Blog: Do we really need multiplayer?
EA says hell yeah!
Recently in an interview with Frank Gibeau, head of EA games, he stated that every game NEEDS a multiplayer component. Naturally the internet went berserk like they usually do and started fighting about the validity of his statement.
Now whether you are siding one way or another , lets calm down a bit and think about this. Why is multiplayer so important? What’s the sudden rush for every publisher to showcase it despite the fact that in the past games focused much more on the single-player experience? The answer is quite simple: adding multiplayer is an easy way to greatly elongate the replay value of a game. Multiplayer easily accomplishes the main goal of publishers which is making you play their game for as long as possible. As internet became available to nearly every single person in developed nations, it became a useful tool to utilize to your advantage as a developer. The idea of having a mean that enables people to enjoy a multiplayer option regardless of whether they have someone to play with locally or not is a crucial play point in this current trend.

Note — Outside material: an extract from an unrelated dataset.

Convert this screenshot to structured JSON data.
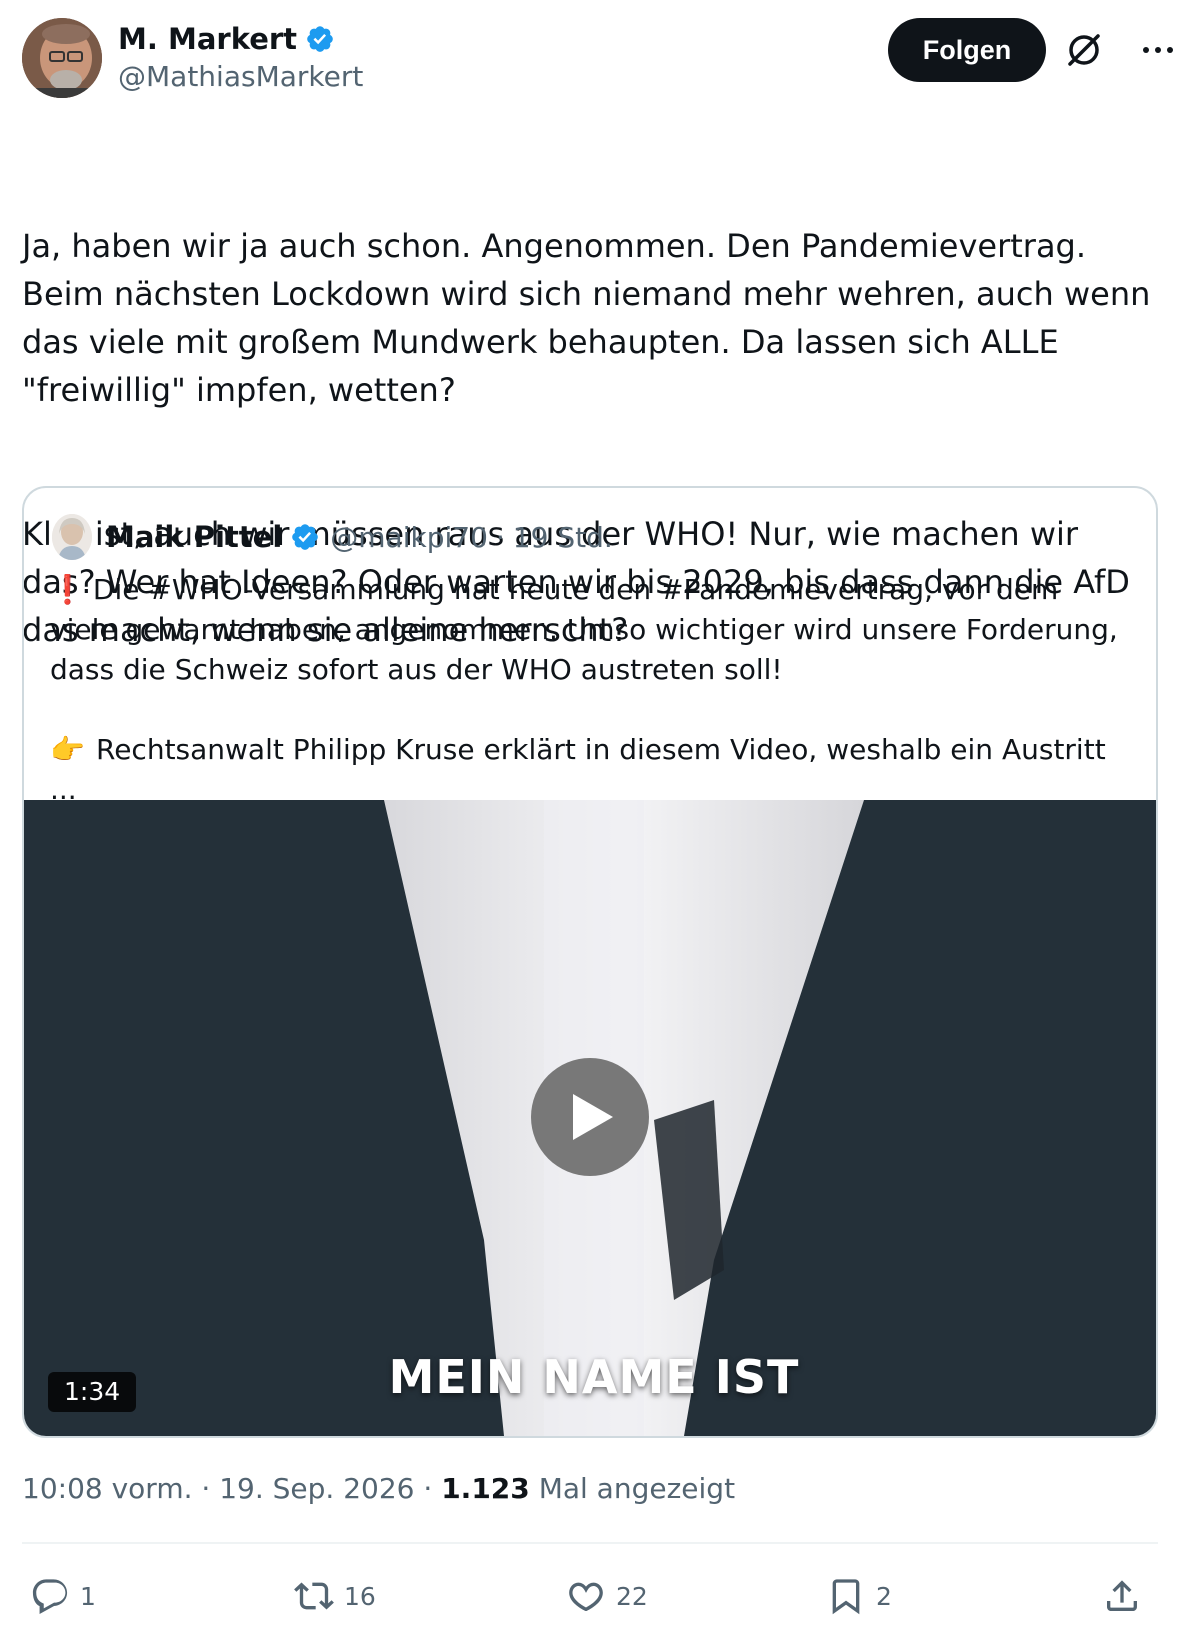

Now even though the multiplayer part of the game is an easy way for the publisher to glue the player to their game as much as possible, it doesn’t need to be a staple in every game. The addition of a multiplayer component surely revolutionized certain genres and even became the main attraction of them such as FPSs, RTSs, and Fighting games. However adding multiplayer to certain games maybe a huge gamble as it can sometimes backfire quite negatively. Let’s take for example the Final Fantasy series. Final Fantasy is known for its deeply unique single player experience that puts the player through huge amounts of hours exploring this vast world on your own. If Square Enix suddenly decide to add a multiplayer component to their main Final Fantasy titles, it may change how the formula worked forever. Some games are meant to be played alone, single-player, without anyone else involved. Adding people to the equation will conflict with the main theme that made the game what it is. If you want to play an RPG with people you go play RPGs that are meant for multiplayer such as MMOs and whatnot.
The bottom of the line is that Gibeau saying everything needs multiplayer is an overstatement. We have seen living examples of recent games that didn’t include multiplayer and has been hugely successful such as Infamous, Mass Effect 2, and God of War III. Publishers have other options to make sure people comeback to play their games such as introducing DLC, creating a long rich experience as with RPGs, and adding tons of achievements/Trophies to collect. It’s true that multiplayer is greatly important in some games, but a game doesn’t need multiplayer to be a staple in order to be successful. I am pretty sure that even 10 years from now, there will still be games that are pretty damn amazing with a wonderful single player only experience.